As discussed in more detail here, on August 6, 2021, the United States Securities and Exchange Commission (the “SEC”) approved NASDAQ Rules 5605(f) and 5606, which require each NASDAQ listed company (subject to certain narrow exceptions) to (i) publicly disclose, to the extent permitted by applicable law, information on the voluntary self disclosed gender, racial characteristics and LGBTQ+ status of the issuer’s board members, and (ii) have at least two “diverse” board members or explain why it does not have two diverse members meeting the applicable requirements. Issuers with five or fewer board members are required only to have one “diverse” board member.
Canadian issuers that are NASDAQ listed are subject to the new rules.
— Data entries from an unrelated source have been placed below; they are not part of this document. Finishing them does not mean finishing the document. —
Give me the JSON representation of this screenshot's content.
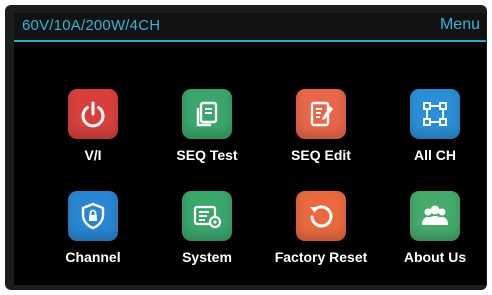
{
  "header": {
    "title": "60V/10A/200W/4CH",
    "menu_label": "Menu"
  },
  "colors": {
    "accent": "#35b4d6",
    "background": "#000000"
  },
  "tiles": [
    {
      "label": "V/I",
      "icon": "power-icon",
      "color": "#d8403c"
    },
    {
      "label": "SEQ Test",
      "icon": "document-icon",
      "color": "#3aa66b"
    },
    {
      "label": "SEQ Edit",
      "icon": "edit-document-icon",
      "color": "#e8674a"
    },
    {
      "label": "All CH",
      "icon": "channels-grid-icon",
      "color": "#2a8fd6"
    },
    {
      "label": "Channel",
      "icon": "shield-lock-icon",
      "color": "#2a86d2"
    },
    {
      "label": "System",
      "icon": "system-settings-icon",
      "color": "#3aa66b"
    },
    {
      "label": "Factory Reset",
      "icon": "reset-icon",
      "color": "#e86a3e"
    },
    {
      "label": "About Us",
      "icon": "users-icon",
      "color": "#45aa6b"
    }
  ]
}
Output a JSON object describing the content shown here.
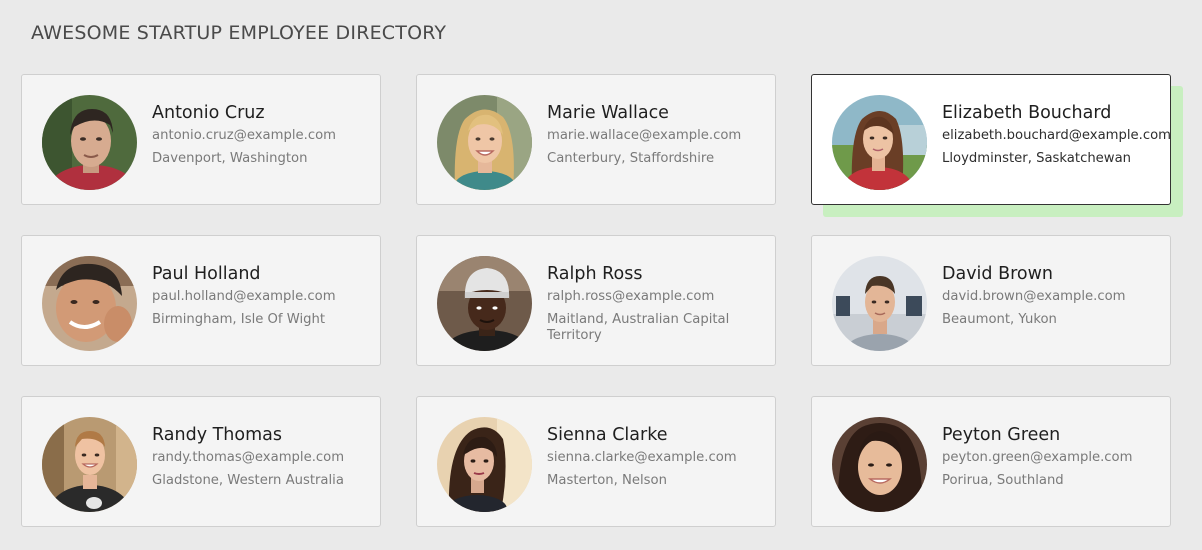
{
  "header": {
    "title": "AWESOME STARTUP EMPLOYEE DIRECTORY"
  },
  "colors": {
    "page_background": "#eaeaea",
    "card_background": "#f4f4f4",
    "selected_card_background": "#ffffff",
    "selected_card_border": "#333333",
    "selected_card_shadow": "#c8efc0"
  },
  "employees": [
    {
      "name": "Antonio Cruz",
      "email": "antonio.cruz@example.com",
      "location": "Davenport, Washington",
      "selected": false
    },
    {
      "name": "Marie Wallace",
      "email": "marie.wallace@example.com",
      "location": "Canterbury, Staffordshire",
      "selected": false
    },
    {
      "name": "Elizabeth Bouchard",
      "email": "elizabeth.bouchard@example.com",
      "location": "Lloydminster, Saskatchewan",
      "selected": true
    },
    {
      "name": "Paul Holland",
      "email": "paul.holland@example.com",
      "location": "Birmingham, Isle Of Wight",
      "selected": false
    },
    {
      "name": "Ralph Ross",
      "email": "ralph.ross@example.com",
      "location": "Maitland, Australian Capital Territory",
      "selected": false
    },
    {
      "name": "David Brown",
      "email": "david.brown@example.com",
      "location": "Beaumont, Yukon",
      "selected": false
    },
    {
      "name": "Randy Thomas",
      "email": "randy.thomas@example.com",
      "location": "Gladstone, Western Australia",
      "selected": false
    },
    {
      "name": "Sienna Clarke",
      "email": "sienna.clarke@example.com",
      "location": "Masterton, Nelson",
      "selected": false
    },
    {
      "name": "Peyton Green",
      "email": "peyton.green@example.com",
      "location": "Porirua, Southland",
      "selected": false
    }
  ]
}
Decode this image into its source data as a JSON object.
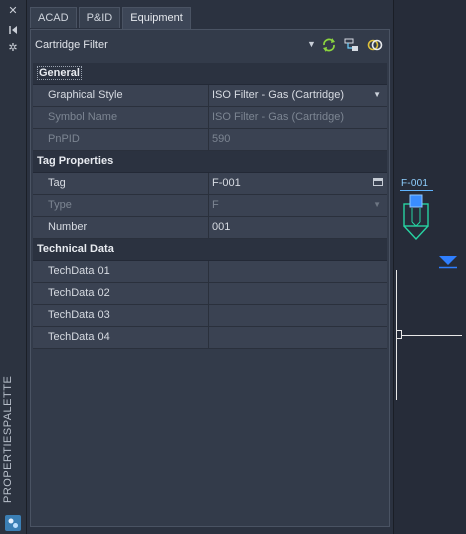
{
  "strip": {
    "title": "PROPERTIESPALETTE"
  },
  "tabs": [
    "ACAD",
    "P&ID",
    "Equipment"
  ],
  "object": {
    "name": "Cartridge Filter"
  },
  "categories": {
    "general": "General",
    "tag": "Tag Properties",
    "tech": "Technical Data"
  },
  "general": [
    {
      "key": "Graphical Style",
      "value": "ISO Filter - Gas (Cartridge)"
    },
    {
      "key": "Symbol Name",
      "value": "ISO Filter - Gas (Cartridge)"
    },
    {
      "key": "PnPID",
      "value": "590"
    }
  ],
  "tagprops": [
    {
      "key": "Tag",
      "value": "F-001"
    },
    {
      "key": "Type",
      "value": "F"
    },
    {
      "key": "Number",
      "value": "001"
    }
  ],
  "tech": [
    {
      "key": "TechData 01",
      "value": ""
    },
    {
      "key": "TechData 02",
      "value": ""
    },
    {
      "key": "TechData 03",
      "value": ""
    },
    {
      "key": "TechData 04",
      "value": ""
    }
  ],
  "drawing": {
    "tag_label": "F-001"
  },
  "colors": {
    "accent": "#5fb4ff",
    "symbol": "#27d3a2",
    "flow_arrow": "#2f7fff"
  }
}
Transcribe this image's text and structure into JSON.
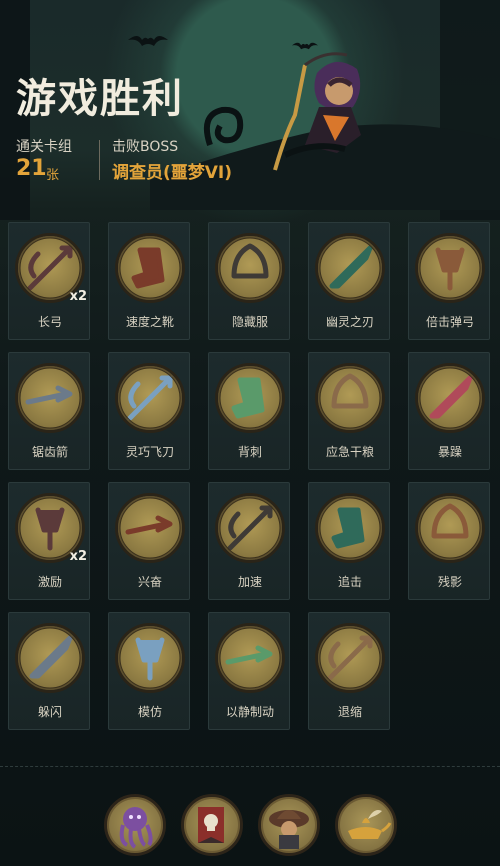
{
  "header": {
    "title": "游戏胜利",
    "deck_label": "通关卡组",
    "deck_count": "21",
    "deck_unit": "张",
    "boss_label": "击败BOSS",
    "boss_name": "调查员(噩梦VI)"
  },
  "cards": [
    {
      "name": "长弓",
      "icon": "longbow-icon",
      "multiplier": "x2"
    },
    {
      "name": "速度之靴",
      "icon": "boots-icon",
      "multiplier": ""
    },
    {
      "name": "隐藏服",
      "icon": "hooded-cloak-icon",
      "multiplier": ""
    },
    {
      "name": "幽灵之刃",
      "icon": "ghost-blade-icon",
      "multiplier": ""
    },
    {
      "name": "倍击弹弓",
      "icon": "slingshot-icon",
      "multiplier": ""
    },
    {
      "name": "锯齿箭",
      "icon": "serrated-arrow-icon",
      "multiplier": ""
    },
    {
      "name": "灵巧飞刀",
      "icon": "throwing-knives-icon",
      "multiplier": ""
    },
    {
      "name": "背刺",
      "icon": "backstab-icon",
      "multiplier": ""
    },
    {
      "name": "应急干粮",
      "icon": "rations-icon",
      "multiplier": ""
    },
    {
      "name": "暴躁",
      "icon": "rage-icon",
      "multiplier": ""
    },
    {
      "name": "激励",
      "icon": "inspire-icon",
      "multiplier": "x2"
    },
    {
      "name": "兴奋",
      "icon": "excite-icon",
      "multiplier": ""
    },
    {
      "name": "加速",
      "icon": "haste-icon",
      "multiplier": ""
    },
    {
      "name": "追击",
      "icon": "pursuit-icon",
      "multiplier": ""
    },
    {
      "name": "残影",
      "icon": "afterimage-icon",
      "multiplier": ""
    },
    {
      "name": "躲闪",
      "icon": "dodge-icon",
      "multiplier": ""
    },
    {
      "name": "模仿",
      "icon": "mimic-icon",
      "multiplier": ""
    },
    {
      "name": "以静制动",
      "icon": "stillness-icon",
      "multiplier": ""
    },
    {
      "name": "退缩",
      "icon": "retreat-icon",
      "multiplier": ""
    }
  ],
  "relics": [
    {
      "icon": "octopus-relic-icon"
    },
    {
      "icon": "skull-banner-relic-icon"
    },
    {
      "icon": "hat-figure-relic-icon"
    },
    {
      "icon": "magic-lamp-relic-icon"
    }
  ],
  "colors": {
    "accent": "#e3a43a",
    "coin": "#9c8749",
    "background": "#0f1a1c"
  }
}
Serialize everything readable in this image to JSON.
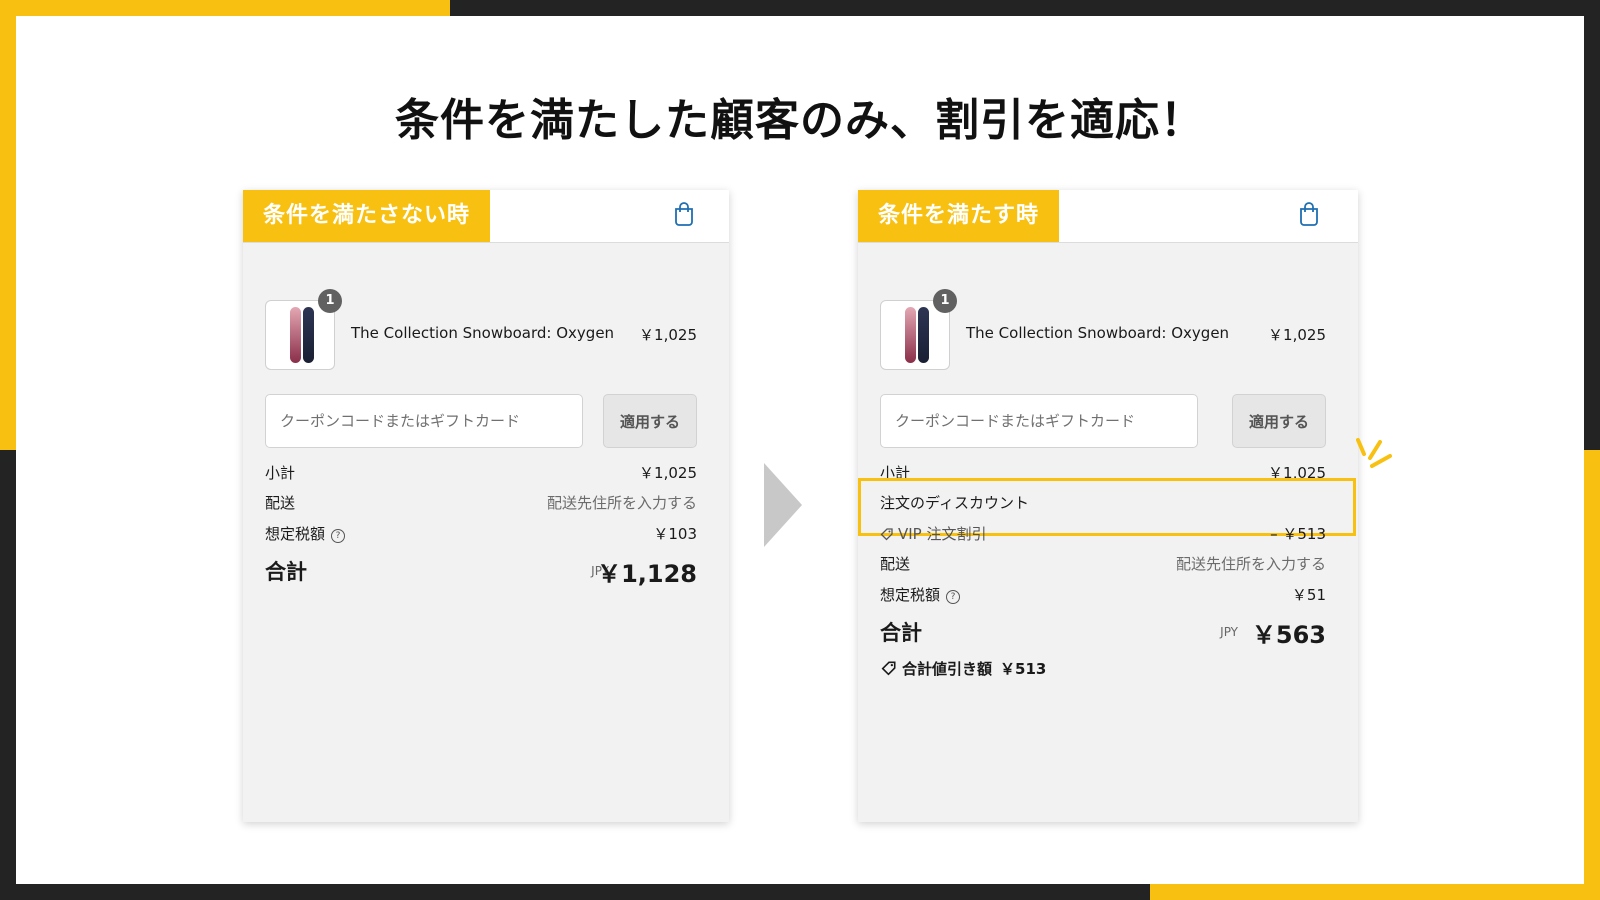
{
  "title": "条件を満たした顧客のみ、割引を適応！",
  "colors": {
    "accent": "#f8c011",
    "frame": "#232323",
    "panel_bg": "#f2f2f2"
  },
  "left_panel": {
    "tag": "条件を満たさない時",
    "cart_icon": "shopping-bag-icon",
    "item": {
      "quantity": "1",
      "name": "The Collection Snowboard: Oxygen",
      "price": "￥1,025"
    },
    "coupon": {
      "placeholder": "クーポンコードまたはギフトカード",
      "apply_label": "適用する"
    },
    "subtotal": {
      "label": "小計",
      "value": "￥1,025"
    },
    "shipping": {
      "label": "配送",
      "value": "配送先住所を入力する"
    },
    "tax": {
      "label": "想定税額",
      "value": "￥103"
    },
    "total": {
      "label": "合計",
      "currency": "JPY",
      "value": "￥1,128"
    }
  },
  "right_panel": {
    "tag": "条件を満たす時",
    "cart_icon": "shopping-bag-icon",
    "item": {
      "quantity": "1",
      "name": "The Collection Snowboard: Oxygen",
      "price": "￥1,025"
    },
    "coupon": {
      "placeholder": "クーポンコードまたはギフトカード",
      "apply_label": "適用する"
    },
    "subtotal": {
      "label": "小計",
      "value": "￥1,025"
    },
    "discount": {
      "label": "注文のディスカウント",
      "name": "VIP 注文割引",
      "value": "– ￥513"
    },
    "shipping": {
      "label": "配送",
      "value": "配送先住所を入力する"
    },
    "tax": {
      "label": "想定税額",
      "value": "￥51"
    },
    "total": {
      "label": "合計",
      "currency": "JPY",
      "value": "￥563"
    },
    "savings": {
      "label": "合計値引き額",
      "value": "￥513"
    }
  }
}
However, a Canadian issuer that is either (i) a “foreign private issuer” as defined under SEC rules or (ii) any other issuer that is incorporated under the laws of a jurisdiction other than the United States and has its its principal executive office outside the United States, may satisfy the board composition requirements by having at least two female directors, or one female director and one director who is either (i) an underrepresented individual (based on national, racial, ethnic, indigenous, cultural, religious or linguistic identity in the county in which the issuer’s principal executive office is located) or (ii) a member of the LGBTQ+ community.
The new rules are subject to a transition period, but will begin to take effect for all on the later of August 7, 2023, or the date the issuer files the proxy or information statement (or Form 10-K or 20-F) for the issuer’s annual shareholder meeting in 2023.
While the new rules affect only NASDAQ listed companies, the SEC’s rule making agenda indicates that it may also propose new values regarding board diversity disclosure, which suggests that similar rules may be applicable to a broader range of listed companies in the future.